Die meiste Literatur zeigt daher die folgenden, allgemein anerkannten Aufgaben des M. psoas auf:
•Hüftflexion und Rotation nach außen als Open-Chain-Bewegung, d.h. die Bewegung des Femur um das feststehende Becken.
•Wirbelsäulenflexion als Closed-Chain-Bewegung, d.h. die Bewegung des Beckens über die Hüftköpfe bei feststehenden Beinen.

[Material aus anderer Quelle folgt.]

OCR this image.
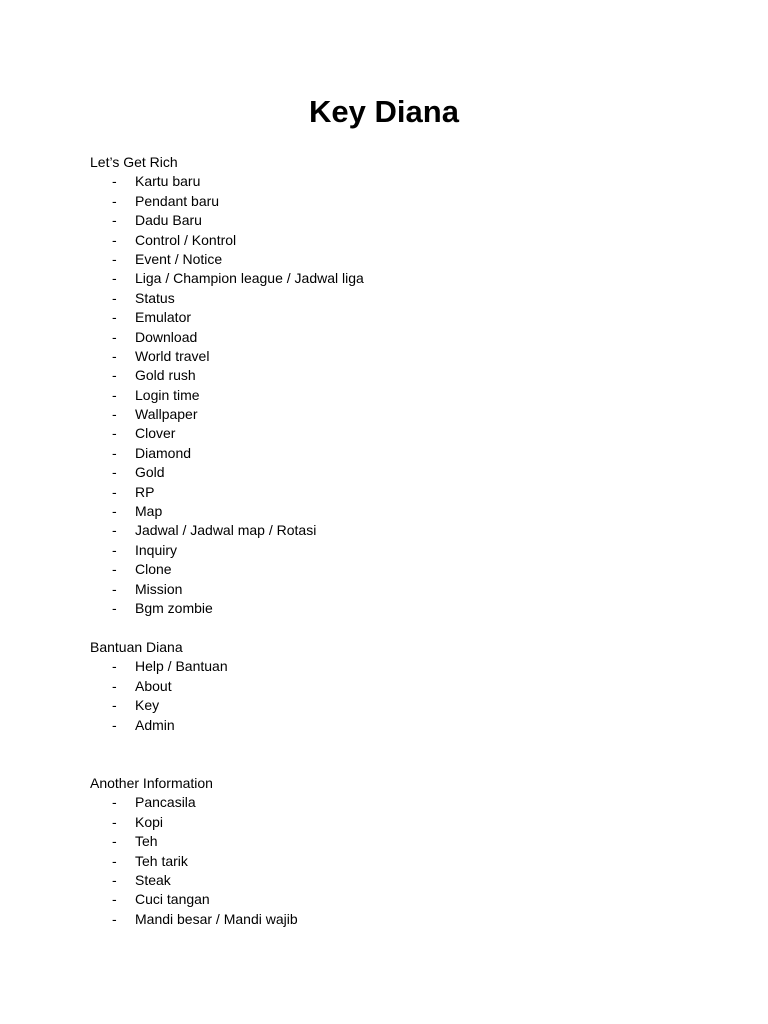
Key Diana

Let’s Get Rich

- Kartu baru
- Pendant baru
- Dadu Baru
- Control / Kontrol
- Event / Notice
- Liga / Champion league / Jadwal liga
- Status
- Emulator
- Download
- World travel
- Gold rush
- Login time
- Wallpaper
- Clover
- Diamond
- Gold
- RP
- Map
- Jadwal / Jadwal map / Rotasi
- Inquiry
- Clone
- Mission
- Bgm zombie

Bantuan Diana

- Help / Bantuan
- About
- Key
- Admin

Another Information

- Pancasila
- Kopi
- Teh
- Teh tarik
- Steak
- Cuci tangan
- Mandi besar / Mandi wajib
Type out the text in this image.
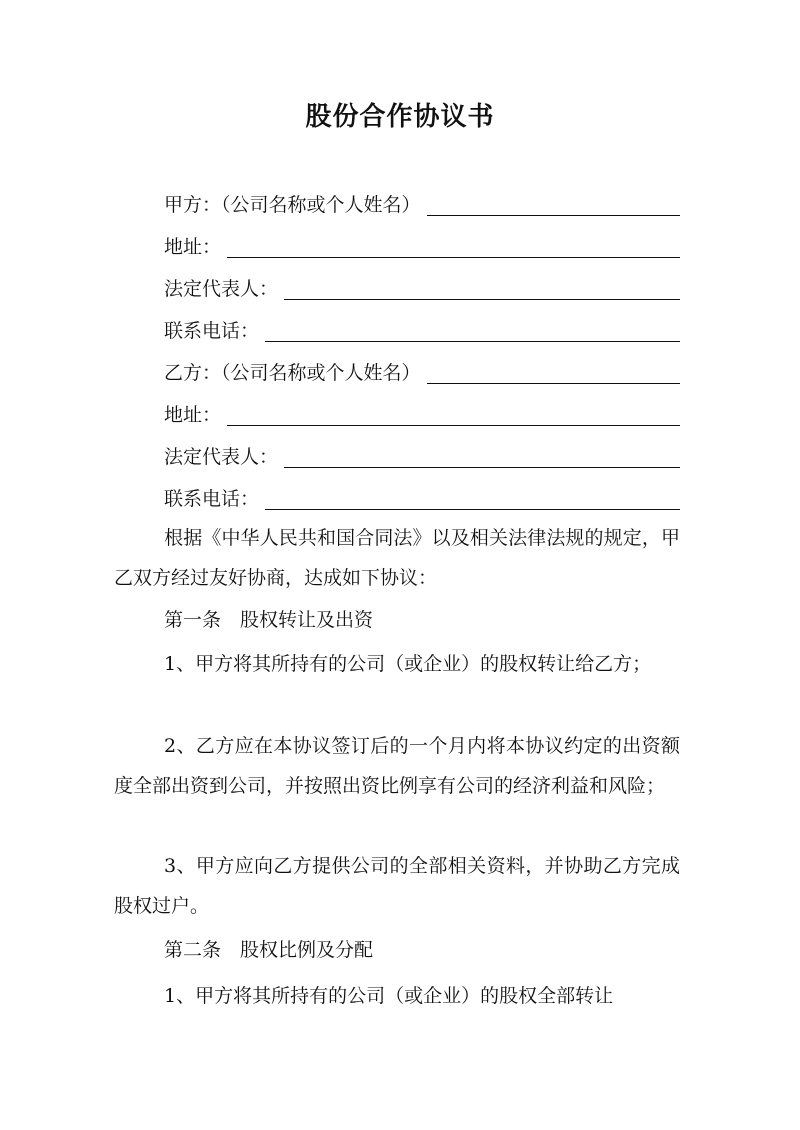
股份合作协议书
甲方：（公司名称或个人姓名）
地址：
法定代表人：
联系电话：
乙方：（公司名称或个人姓名）
地址：
法定代表人：
联系电话：
根据《中华人民共和国合同法》以及相关法律法规的规定，甲乙双方经过友好协商，达成如下协议：
第一条　股权转让及出资
1、甲方将其所持有的公司（或企业）的股权转让给乙方；
2、乙方应在本协议签订后的一个月内将本协议约定的出资额度全部出资到公司，并按照出资比例享有公司的经济利益和风险；
3、甲方应向乙方提供公司的全部相关资料，并协助乙方完成股权过户。
第二条　股权比例及分配
1、甲方将其所持有的公司（或企业）的股权全部转让
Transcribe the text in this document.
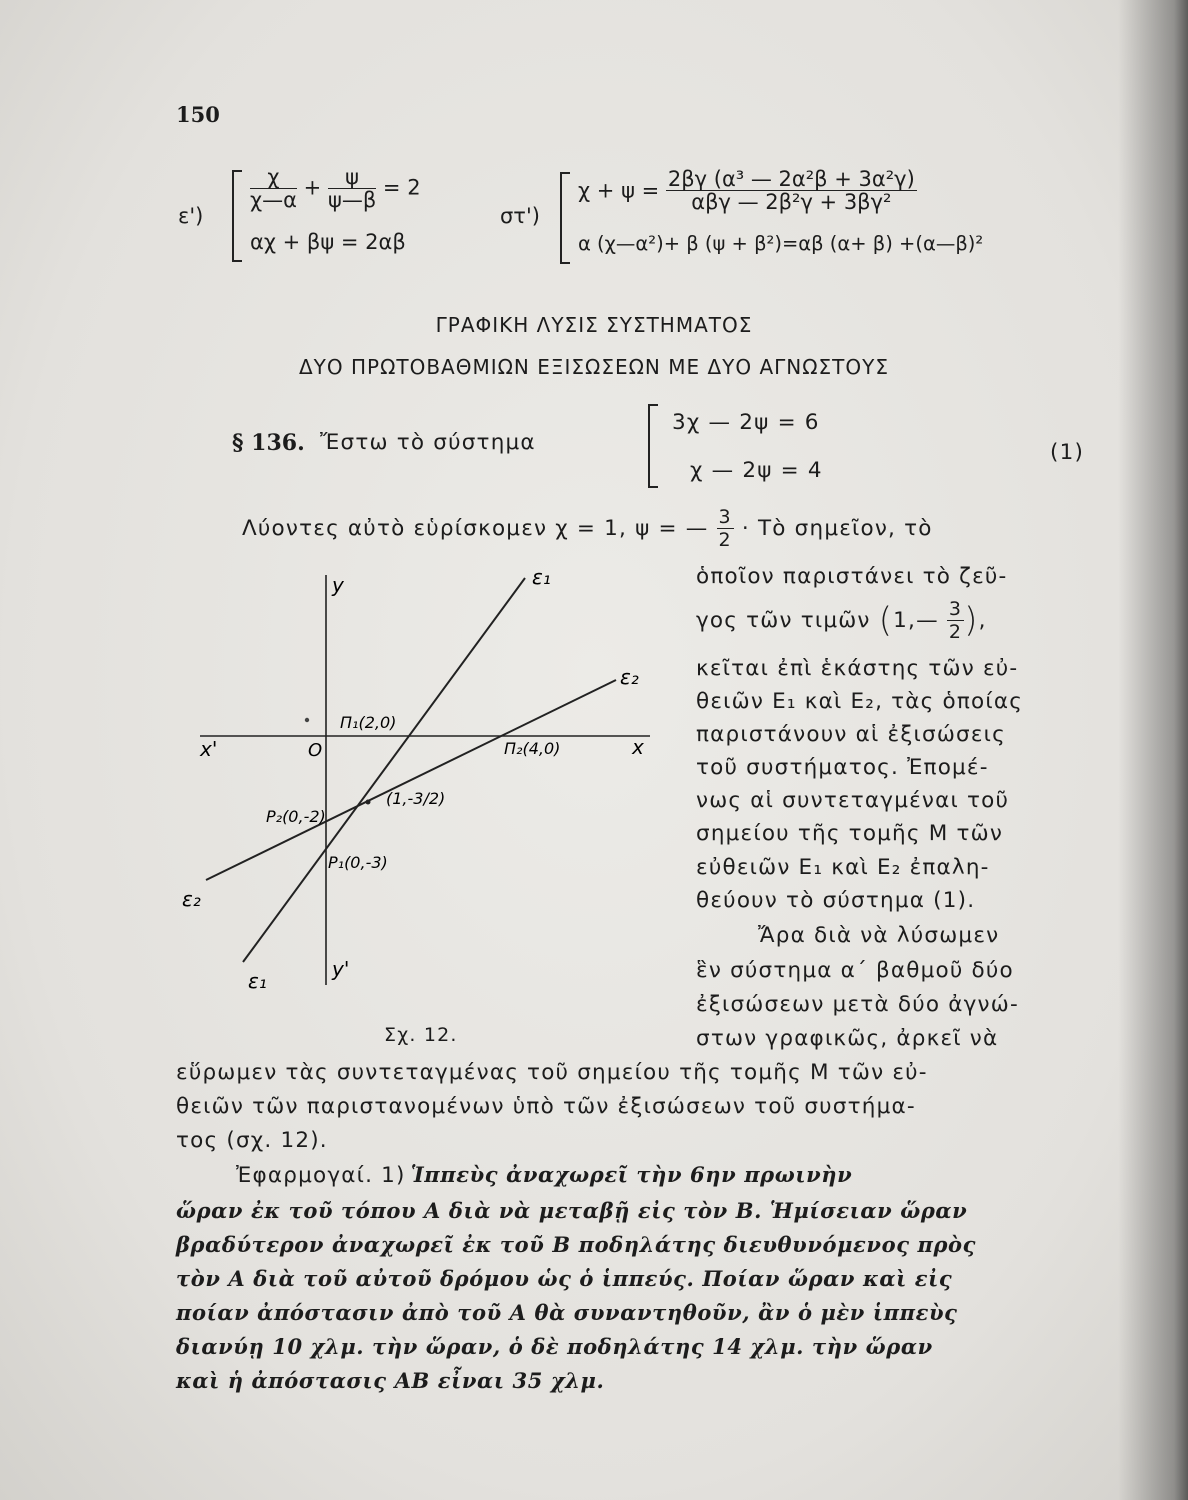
150
ε')
$\frac{\chi}{\chi—\alpha} + \frac{\psi}{\psi—\beta} = 2$
αχ + βψ = 2αβ
στ')
$\chi + \psi = \frac{\text{2βγ (α³ — 2α²β + 3α²γ)}}{\text{αβγ — 2β²γ + 3βγ²}}$
α (χ—α²)+ β (ψ + β²)=αβ (α+ β) +(α—β)²
ΓΡΑΦΙΚΗ ΛΥΣΙΣ ΣΥΣΤΗΜΑΤΟΣ
ΔΥΟ ΠΡΩΤΟΒΑΘΜΙΩΝ ΕΞΙΣΩΣΕΩΝ ΜΕ ΔΥΟ ΑΓΝΩΣΤΟΥΣ
§ 136. Ἔστω τὸ σύστημα
3χ — 2ψ = 6
χ — 2ψ = 4
(1)
Λύοντες αὐτὸ εὑρίσκομεν χ = 1, ψ = — $\frac{3}{2}$ · Τὸ σημεῖον, τὸ
ὁποῖον παριστάνει τὸ ζεῦ-
γος τῶν τιμῶν (1,— $\frac{3}{2}$ ),
κεῖται ἐπὶ ἑκάστης τῶν εὐ-
θειῶν Ε₁ καὶ Ε₂, τὰς ὁποίας
παριστάνουν αἱ ἐξισώσεις
τοῦ συστήματος. Ἐπομέ-
νως αἱ συντεταγμέναι τοῦ
σημείου τῆς τομῆς Μ τῶν
εὐθειῶν Ε₁ καὶ Ε₂ ἐπαλη-
θεύουν τὸ σύστημα (1).
Ἄρα διὰ νὰ λύσωμεν
ἓν σύστημα α΄ βαθμοῦ δύο
ἐξισώσεων μετὰ δύο ἀγνώ-
στων γραφικῶς, ἀρκεῖ νὰ
y
y'
x
x'	O
ε₁
ε₁
ε₂
ε₂
Π₁(2,0)
Π₂(4,0)
(1,-3/2)
P₂(0,-2)
P₁(0,-3)
Σχ. 12.
εὕρωμεν τὰς συντεταγμένας τοῦ σημείου τῆς τομῆς Μ τῶν εὐ-
θειῶν τῶν παριστανομένων ὑπὸ τῶν ἐξισώσεων τοῦ συστήμα-
τος (σχ. 12).
Ἐφαρμογαί. 1) Ἱππεὺς ἀναχωρεῖ τὴν 6ην πρωινὴν
ὥραν ἐκ τοῦ τόπου Α διὰ νὰ μεταβῇ εἰς τὸν Β. Ἡμίσειαν ὥραν
βραδύτερον ἀναχωρεῖ ἐκ τοῦ Β ποδηλάτης διευθυνόμενος πρὸς
τὸν Α διὰ τοῦ αὐτοῦ δρόμου ὡς ὁ ἱππεύς. Ποίαν ὥραν καὶ εἰς
ποίαν ἀπόστασιν ἀπὸ τοῦ Α θὰ συναντηθοῦν, ἂν ὁ μὲν ἱππεὺς
διανύῃ 10 χλμ. τὴν ὥραν, ὁ δὲ ποδηλάτης 14 χλμ. τὴν ὥραν
καὶ ἡ ἀπόστασις ΑΒ εἶναι 35 χλμ.
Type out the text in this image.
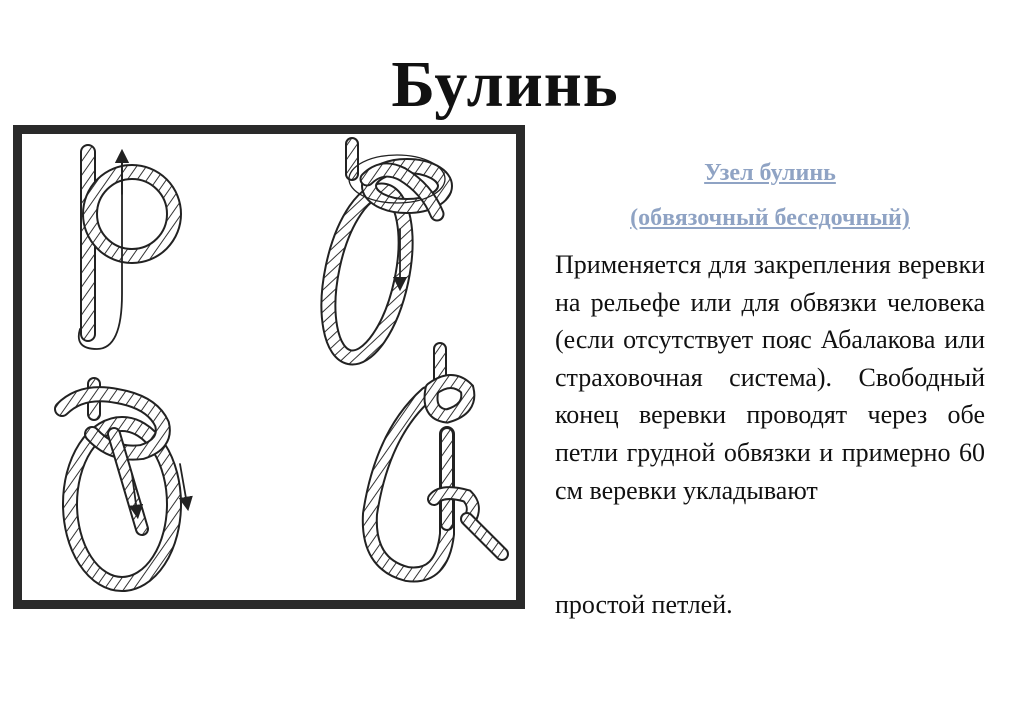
Булинь

Узел булинь

(обвязочный беседочный)

Применяется для закрепления веревки на рельефе или для обвязки человека (если отсутствует пояс Абалакова или страховочная система). Свободный конец веревки проводят через обе петли грудной обвязки и примерно 60 см веревки укладывают

простой петлей.
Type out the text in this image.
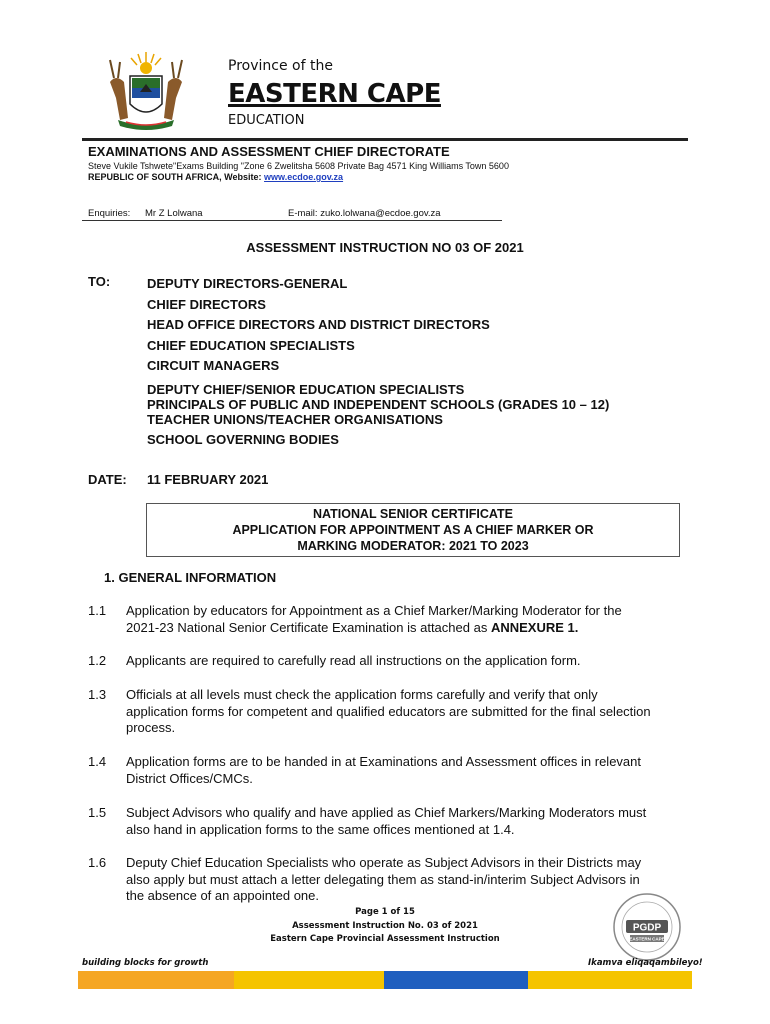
Province of the
EASTERN CAPE
EDUCATION
EXAMINATIONS AND ASSESSMENT CHIEF DIRECTORATE
Steve Vukile Tshwete"Exams Building "Zone 6 Zwelitsha 5608 Private Bag 4571 King Williams Town 5600
REPUBLIC OF SOUTH AFRICA, Website: www.ecdoe.gov.za
Enquiries: Mr Z Lolwana	E-mail: zuko.lolwana@ecdoe.gov.za
ASSESSMENT INSTRUCTION NO 03 OF 2021
TO:	DEPUTY DIRECTORS-GENERAL
CHIEF DIRECTORS
HEAD OFFICE DIRECTORS AND DISTRICT DIRECTORS
CHIEF EDUCATION SPECIALISTS
CIRCUIT MANAGERS
DEPUTY CHIEF/SENIOR EDUCATION SPECIALISTS
PRINCIPALS OF PUBLIC AND INDEPENDENT SCHOOLS (GRADES 10 – 12)
TEACHER UNIONS/TEACHER ORGANISATIONS
SCHOOL GOVERNING BODIES
DATE: 11 FEBRUARY 2021
NATIONAL SENIOR CERTIFICATE
APPLICATION FOR APPOINTMENT AS A CHIEF MARKER OR
MARKING MODERATOR: 2021 TO 2023
1. GENERAL INFORMATION
1.1 Application by educators for Appointment as a Chief Marker/Marking Moderator for the 2021-23 National Senior Certificate Examination is attached as ANNEXURE 1.
1.2 Applicants are required to carefully read all instructions on the application form.
1.3 Officials at all levels must check the application forms carefully and verify that only application forms for competent and qualified educators are submitted for the final selection process.
1.4 Application forms are to be handed in at Examinations and Assessment offices in relevant District Offices/CMCs.
1.5 Subject Advisors who qualify and have applied as Chief Markers/Marking Moderators must also hand in application forms to the same offices mentioned at 1.4.
1.6 Deputy Chief Education Specialists who operate as Subject Advisors in their Districts may also apply but must attach a letter delegating them as stand-in/interim Subject Advisors in the absence of an appointed one.
Page 1 of 15
Assessment Instruction No. 03 of 2021
Eastern Cape Provincial Assessment Instruction
PGDP
EASTERN CAPE
building blocks for growth	Ikamva eliqaqambileyo!
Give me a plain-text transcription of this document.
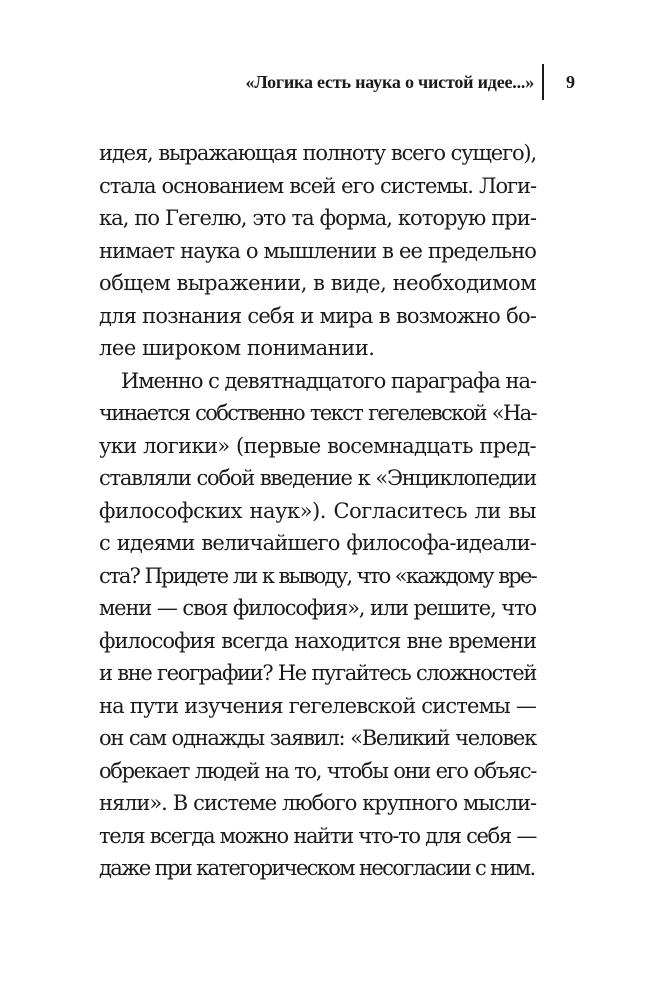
«Логика есть наука о чистой идее...» 9
идея, выражающая полноту всего сущего),
стала основанием всей его системы. Логи-
ка, по Гегелю, это та форма, которую при-
нимает наука о мышлении в ее предельно
общем выражении, в виде, необходимом
для познания себя и мира в возможно бо-
лее широком понимании.
Именно с девятнадцатого параграфа на-
чинается собственно текст гегелевской «На-
уки логики» (первые восемнадцать пред-
ставляли собой введение к «Энциклопедии
философских наук»). Согласитесь ли вы
с идеями величайшего философа-идеали-
ста? Придете ли к выводу, что «каждому вре-
мени — своя философия», или решите, что
философия всегда находится вне времени
и вне географии? Не пугайтесь сложностей
на пути изучения гегелевской системы —
он сам однажды заявил: «Великий человек
обрекает людей на то, чтобы они его объяс-
няли». В системе любого крупного мысли-
теля всегда можно найти что-то для себя —
даже при категорическом несогласии с ним.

Es wurde auch geäußert, dass der Psoas als Teil des »Iliopsoas-Komplexes« der einzige Muskel sei, der die Hüfte bis ans Ende des Bewegungsumfangs der Hüftflexion beugen kann (Sahrmann 2002).
Gemeinhin wurde gelehrt, dass der Psoas der Muskel ist, der primär zu einer Beckenkippung nach vorne und zu einer erhöhten Lumballordose beiträgt. Der Einfluss des Psoas auf die Stellung des Beckens und der Lendenwirbelsäule wird weiter unten untersucht.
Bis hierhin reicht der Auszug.